Alors que l’Azerbaïdjan a prévu le doublement de ses exportations de gaz vers l’Union européenne d’ici à 2027, et que les hydrocarbures représentent 92 % de ses recettes d’exportation, « l’activisme climatique, avec sa critique inhérente de l’industrie fossile, est extrêmement risqué en Azerbaïdjan », résume le rapport de Human Rights Watch et Freedom Now.

Les deux organisations éclairent notamment le cas du défenseur des droits humains et de l’action climatique Anar Mammadli, connu en Azerbaïdjan pour avoir lancé dès 2006 une ONG qui milite pour la tenue d’élections libres. Placé en détention provisoire depuis le 30 avril 2024, il a été accusé de contrebande de devises étrangères dans le pays. Deux mois avant son arrestation, il avait confondé la Climate of Justice Initiative, une plateforme associative de défense des libertés civiques et de la justice environnementale dans le cadre de la COP29. Anar Mammadli risque jusqu’à huit ans d’emprisonnement s’il est reconnu coupable. (...)

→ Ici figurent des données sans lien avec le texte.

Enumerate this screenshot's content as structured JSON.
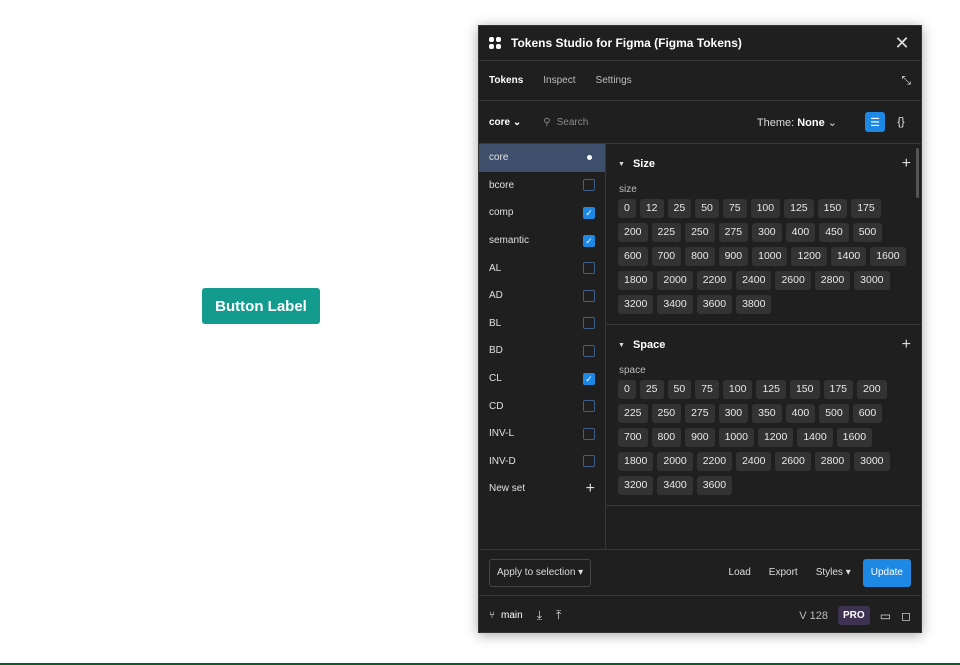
{
  "canvas": {
    "button_label": "Button Label"
  },
  "plugin": {
    "title": "Tokens Studio for Figma (Figma Tokens)",
    "tabs": [
      "Tokens",
      "Inspect",
      "Settings"
    ],
    "active_tab": "Tokens",
    "toolbar": {
      "token_set": "core",
      "search_placeholder": "Search",
      "theme_label": "Theme:",
      "theme_value": "None"
    },
    "sidebar": [
      {
        "label": "core",
        "state": "active"
      },
      {
        "label": "bcore",
        "state": "unchecked"
      },
      {
        "label": "comp",
        "state": "checked"
      },
      {
        "label": "semantic",
        "state": "checked"
      },
      {
        "label": "AL",
        "state": "unchecked"
      },
      {
        "label": "AD",
        "state": "unchecked"
      },
      {
        "label": "BL",
        "state": "unchecked"
      },
      {
        "label": "BD",
        "state": "unchecked"
      },
      {
        "label": "CL",
        "state": "checked"
      },
      {
        "label": "CD",
        "state": "unchecked"
      },
      {
        "label": "INV-L",
        "state": "unchecked"
      },
      {
        "label": "INV-D",
        "state": "unchecked"
      }
    ],
    "new_set_label": "New set",
    "sections": [
      {
        "title": "Size",
        "group": "size",
        "tokens": [
          "0",
          "12",
          "25",
          "50",
          "75",
          "100",
          "125",
          "150",
          "175",
          "200",
          "225",
          "250",
          "275",
          "300",
          "400",
          "450",
          "500",
          "600",
          "700",
          "800",
          "900",
          "1000",
          "1200",
          "1400",
          "1600",
          "1800",
          "2000",
          "2200",
          "2400",
          "2600",
          "2800",
          "3000",
          "3200",
          "3400",
          "3600",
          "3800"
        ]
      },
      {
        "title": "Space",
        "group": "space",
        "tokens": [
          "0",
          "25",
          "50",
          "75",
          "100",
          "125",
          "150",
          "175",
          "200",
          "225",
          "250",
          "275",
          "300",
          "350",
          "400",
          "500",
          "600",
          "700",
          "800",
          "900",
          "1000",
          "1200",
          "1400",
          "1600",
          "1800",
          "2000",
          "2200",
          "2400",
          "2600",
          "2800",
          "3000",
          "3200",
          "3400",
          "3600"
        ]
      }
    ],
    "footer": {
      "apply": "Apply to selection",
      "load": "Load",
      "export": "Export",
      "styles": "Styles",
      "update": "Update"
    },
    "status": {
      "branch": "main",
      "version": "V 128",
      "badge": "PRO"
    }
  }
}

Autre cas d’étouffement du militantisme climatique documenté dans ce rapport : les poursuites pénales engagées contre l’économiste et militant anticorruption Gubad Ibadoghlu. L’universitaire est notamment reconnu pour ses travaux sur la corruption dans le secteur pétrogazier azerbaïdjanais et sa critique de l’industrie fossile. Il a été arrêté en juillet 2023, accusé entre autres d’être un faux-monnayeur. Actuellement assigné à résidence, Gubad Ibadoghlu risque jusqu’à dix-sept ans de prison. (...)

Le 25 avril, le Parlement européen a adopté une motion dénonçant la répression à l’égard de la société civile dans le pays, dans laquelle il « estime que les violations actuelles des droits de l’homme en Azerbaïdjan sont incompatibles avec les préparatifs du pays en vue d’accueillir la COP29 ».

Or, comme le précise Myrto Tilianaki, « le secrétariat de l’ONU Climat refuse depuis trois ans de nous donner en amont l’accord-cadre qui régit l’organisation des COP par les pays hôtes. Amnesty International a obtenu cet été celui signé l’an dernier avec les Émirats arabes unis pour la COP28 et il était très vague quant à la protection et la liberté d’expression des participants issus de la société civile. C’est très inquiétant ». (...)

En attendant, pour les négociations climatiques de novembre prochain, la présidence azerbaïdjanaise de la COP29 n’a toujours pas mentionné dans ses déclarations publiques comme dans son agenda de travail l’abandon des énergies fossiles, pourtant acté lors de la COP28 de Dubaï.